The company had recently launched an online store. The website team spent a lot of time answering shoppers’ questions and moderating reviews and comments. Unsurprisingly, some people ignored the website’s rules and common ethics, using derogatory language and insults in their posts.
The best way to solve a problem like that? Automation. The company wanted to use artificial intelligence (AI) to build a hate-speech detector and an FAQ bot. So it looked for a developer who could do that and came across Elinext. We were selected for the job because we had the required skills and resources at hand.
Elinext built a small Agile team and dove right in. First of all, we looked at the most advanced natural language processing (NLP) technology available. Our findings suggested we should treat the design and development of the chatbot and the hate-speech detector as two parallel machine learning (ML) projects.
We needed to build an ML model that would identify inappropriate user-generated text. The model required a dataset, a selection of stop words and phrases, to be trained on. And that is something our client as a new company didn’t have.
The best solution was to find a publicly available hate language dataset. After considering several options, we chose HateXplain.
We created a GitHub repository and placed the dataset there alongside an open-source AI: Generative Pre-trained Transformer 2 (GPT-2). Then, we automated the AI training on the dataset using Amazon Elastic Compute Cloud (Amazon EC2) running on Nvidia GPU.
The perspective web service’s code became the final element of the repository. Once it was uploaded, the application automatically deployed the service as a Docker container alongside the model’s binary files. The latter will allow the client to analyze and debug the application in the future.
The process is launched by starting up the HTTP server hosting the GPT-2 model and the model tokenizer. Once the server receives a piece of text submitted by a user, the tokenizer splits the text into semantic units to be digested by GPT-2.
Then, the semantic units are run through the softmax function. The function classifies them and the system marks the input text as normal, hateful, or offensive for the website administrator.
We automated the process from A to Z by using virtual servers in GitHub Actions, saving both ours and the client’s hardware.
Interestingly, the AI can discern between hateful messages and ones that just use strong language. It can also tell apart aggressive rhetoric from slang words. The overall accuracy of the model is around 68%, which means it can slash moderation time.
FAQ Helper Bot
The FAQ bot was needed to answer eCommerce-related user questions. That means we had to put together a knowledge base, enabling the bot to understand user queries and search for information in the base.
We made the bot understand queries using a pre-trained English language recognition model: Bidirectional Encoder Representations from Transformers (BERT).
But before being recognized, the text needs to get into the system. How does this happen?
We configured the HTTP API and Telegram API, enabling two options. First, the website visitor opens a chat window to chat with the bot. The bot will also suggest they switch to Telegram and send them a link to the chat.

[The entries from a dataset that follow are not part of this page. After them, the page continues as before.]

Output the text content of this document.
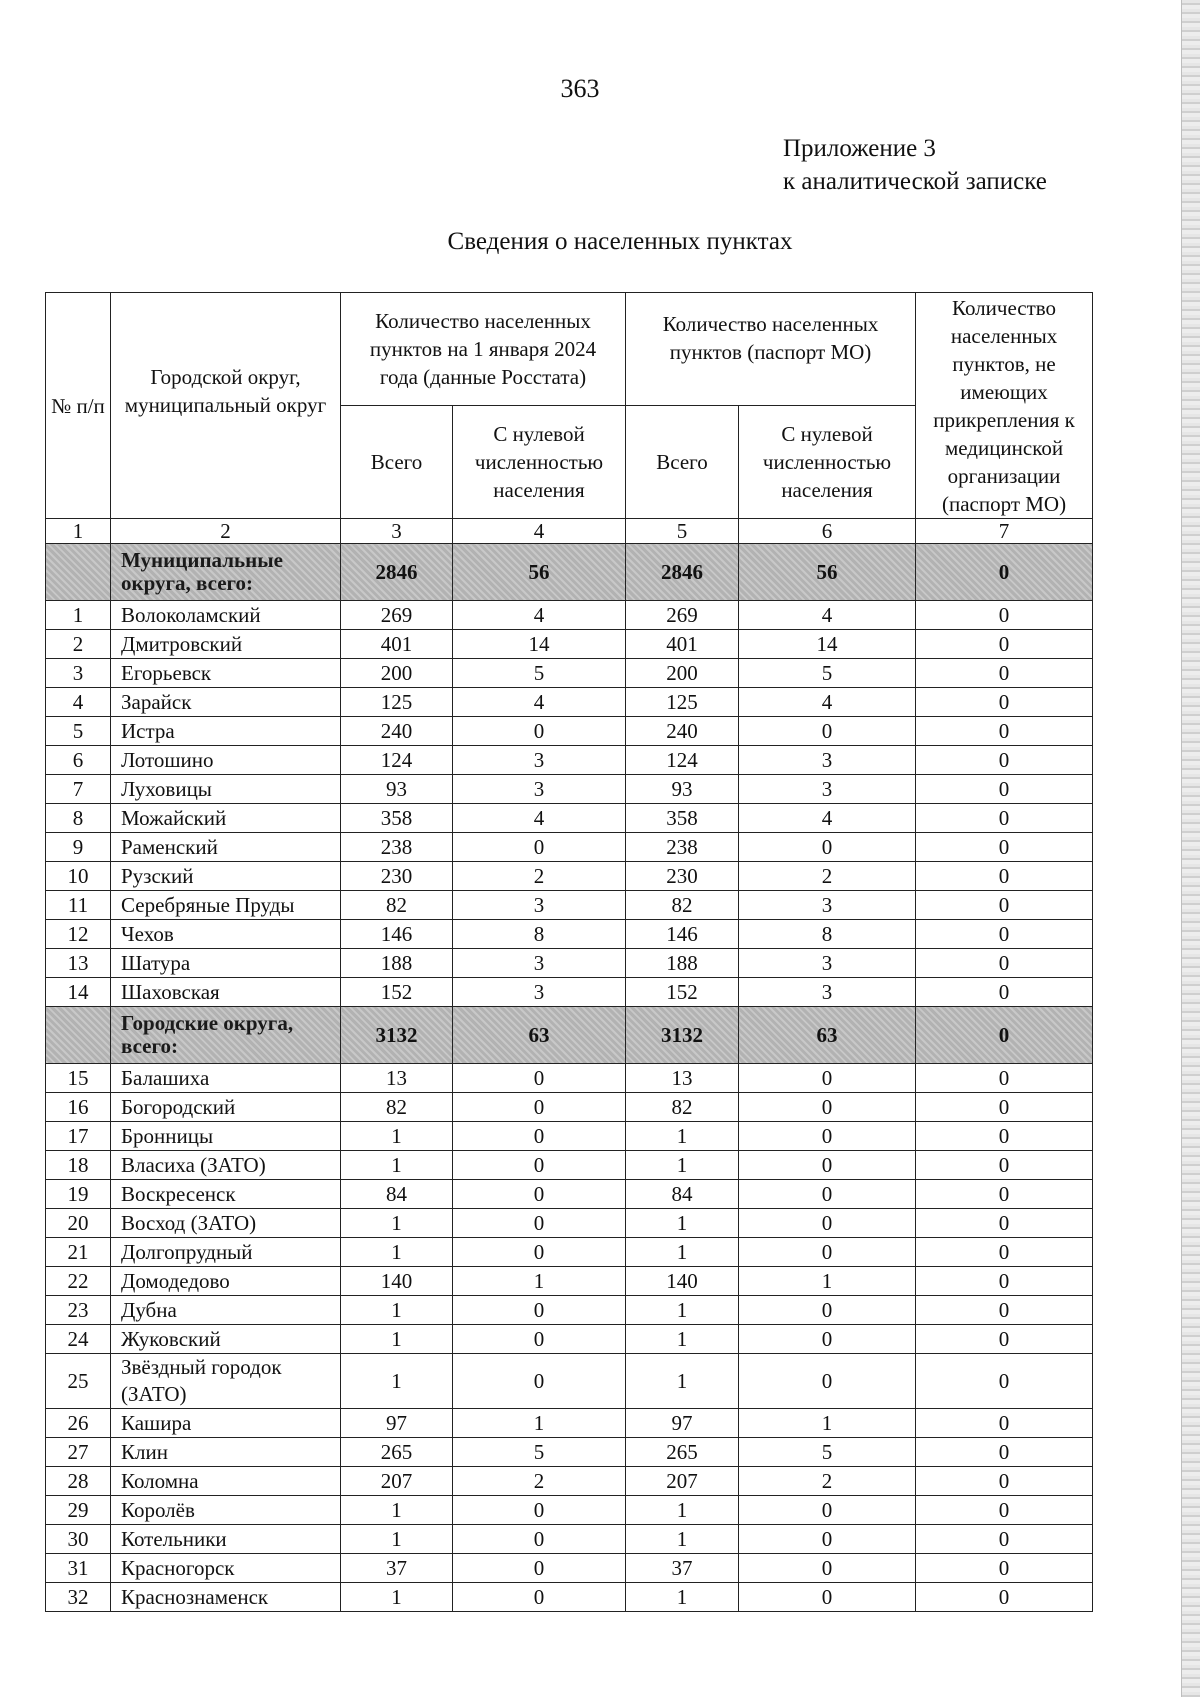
363
Приложение 3
к аналитической записке
Сведения о населенных пунктах
№ п/п	Городской округ, муниципальный округ	Количество населенных пунктов на 1 января 2024 года (данные Росстата)		Количество населенных пунктов (паспорт МО)		Количество населенных пунктов, не имеющих прикрепления к медицинской организации (паспорт МО)
		Всего	С нулевой численностью населения	Всего	С нулевой численностью населения	
1	2	3	4	5	6	7
	Муниципальные округа, всего:	2846	56	2846	56	0
1	Волоколамский	269	4	269	4	0
2	Дмитровский	401	14	401	14	0
3	Егорьевск	200	5	200	5	0
4	Зарайск	125	4	125	4	0
5	Истра	240	0	240	0	0
6	Лотошино	124	3	124	3	0
7	Луховицы	93	3	93	3	0
8	Можайский	358	4	358	4	0
9	Раменский	238	0	238	0	0
10	Рузский	230	2	230	2	0
11	Серебряные Пруды	82	3	82	3	0
12	Чехов	146	8	146	8	0
13	Шатура	188	3	188	3	0
14	Шаховская	152	3	152	3	0
	Городские округа, всего:	3132	63	3132	63	0
15	Балашиха	13	0	13	0	0
16	Богородский	82	0	82	0	0
17	Бронницы	1	0	1	0	0
18	Власиха (ЗАТО)	1	0	1	0	0
19	Воскресенск	84	0	84	0	0
20	Восход (ЗАТО)	1	0	1	0	0
21	Долгопрудный	1	0	1	0	0
22	Домодедово	140	1	140	1	0
23	Дубна	1	0	1	0	0
24	Жуковский	1	0	1	0	0
25	Звёздный городок (ЗАТО)	1	0	1	0	0
26	Кашира	97	1	97	1	0
27	Клин	265	5	265	5	0
28	Коломна	207	2	207	2	0
29	Королёв	1	0	1	0	0
30	Котельники	1	0	1	0	0
31	Красногорск	37	0	37	0	0
32	Краснознаменск	1	0	1	0	0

The web server will process the query and look up information in the context prepared by a website administrator. Administrators can modify, enrich and replace the context.
Of course, people sometimes make typing or spelling errors. But our bot will still interpret the query correctly (unless it’s an indigestible mess of letters) and provide an answer. Thus, the process feels similar to chatting to a trained operator.
In two weeks, we created an application that saved the client hundreds of website administrator work hours.
Moreover, shoppers are not left plodding through a long FAQ split into multiple sections. Instead, they can ask the chatbot whatever interests them and immediately receive an answer.
The two applications we’ve built have saved the client time and money and streamlined the path to purchase.